Parallel universe. I work for an organisation and I’m eager to enlist the help of an agency to help me communicate around the issues that matter to me in Brussels. I know that picking the right agency might help to ensure that the public, regulatory and media playing fields treat me fairly, but I want to make absolutely sure that I pick the agency that’s right for me.
What would I look out for?
- An agency whose starting points are my business and/or communications objectives, not the size of its address book. 20 former Commission officials or MEP assistants on your staff? I don’t care. I’d rather you understand what I’m trying to achieve and set that as your starting point.
- Is the agency committed to Key Performance Indicators (KPIs?) It must be, even though I wouldn’t expect them to be defined by the first meeting. The commitment matters though, because in an unconventional and unpredictable place like public-policy land it’s too easy just say “oh well, it was out of our control, what could we have done?” With a commitment to KPIs you show that you’re really keen to win campaigns, not just make money from them.

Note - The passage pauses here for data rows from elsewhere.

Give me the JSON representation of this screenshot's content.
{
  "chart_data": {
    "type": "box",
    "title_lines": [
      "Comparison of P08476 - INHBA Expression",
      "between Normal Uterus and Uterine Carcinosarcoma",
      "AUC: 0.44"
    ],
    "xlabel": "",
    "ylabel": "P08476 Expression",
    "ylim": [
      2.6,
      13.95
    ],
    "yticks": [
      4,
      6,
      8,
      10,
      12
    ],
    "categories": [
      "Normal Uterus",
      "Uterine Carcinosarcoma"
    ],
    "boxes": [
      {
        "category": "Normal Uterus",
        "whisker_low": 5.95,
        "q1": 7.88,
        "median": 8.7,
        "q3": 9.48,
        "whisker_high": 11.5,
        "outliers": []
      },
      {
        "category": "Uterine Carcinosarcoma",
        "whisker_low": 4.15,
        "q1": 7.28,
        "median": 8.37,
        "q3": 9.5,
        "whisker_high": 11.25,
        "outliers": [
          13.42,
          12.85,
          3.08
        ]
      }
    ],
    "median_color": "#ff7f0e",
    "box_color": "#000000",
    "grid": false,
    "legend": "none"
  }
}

- I’d want the people who I meet to be intellectually curious, and passionate about communications and politics. They have to be if they need to learn a new sector and a new organisation from scratch and do their job well. Plus they’d be more interesting to work with and more likely to pursue my account as an intellectual challenge rather than simply looking to tick boxes and send invoices.

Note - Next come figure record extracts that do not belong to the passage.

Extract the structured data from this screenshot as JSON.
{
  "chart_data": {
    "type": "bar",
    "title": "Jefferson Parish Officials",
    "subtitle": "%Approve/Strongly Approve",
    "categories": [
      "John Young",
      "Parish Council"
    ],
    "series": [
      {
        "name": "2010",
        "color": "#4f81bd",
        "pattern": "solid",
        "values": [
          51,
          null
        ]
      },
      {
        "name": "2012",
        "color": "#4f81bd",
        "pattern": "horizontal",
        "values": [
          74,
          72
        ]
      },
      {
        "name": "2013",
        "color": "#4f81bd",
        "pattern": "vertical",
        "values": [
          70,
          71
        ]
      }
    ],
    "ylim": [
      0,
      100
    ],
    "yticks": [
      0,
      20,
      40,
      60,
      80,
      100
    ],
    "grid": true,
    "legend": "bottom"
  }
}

- Must be firm believers in integration: an agency should consider all tactics – be it advocacy, media work, online campaigning – equally important parts of the same parcel i.e. my organisation achieving its goals. It might be an expert in one area, but it should never think that area is more important than all others.

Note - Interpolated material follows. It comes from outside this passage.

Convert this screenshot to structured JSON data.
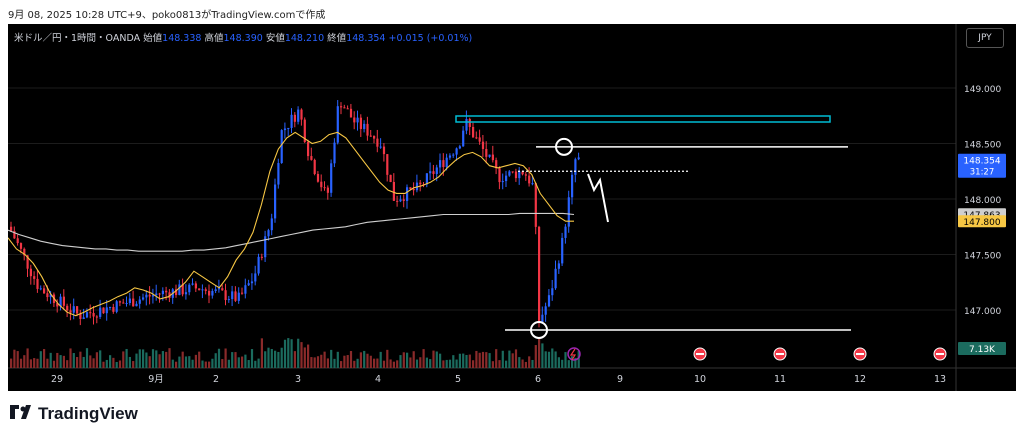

- Sounds obvious, but I’d really want an agency to make an effort when I meet them. If it’s using regurgitated material, only tells me about existing client work or thinks it’s a shoe-in because of its reputation, I’d not be impressed.
Some questions I’d ask:
- What are my key issues?
- How would you approach them?
- What would you do to really understand my issues?
- What’s the work you’re most proud of?
- Who would work on the account?
Steffen,
Couldn’t agree more with this post. All the things I’d look for in an agency too. If of course I were looking, which of course I am not.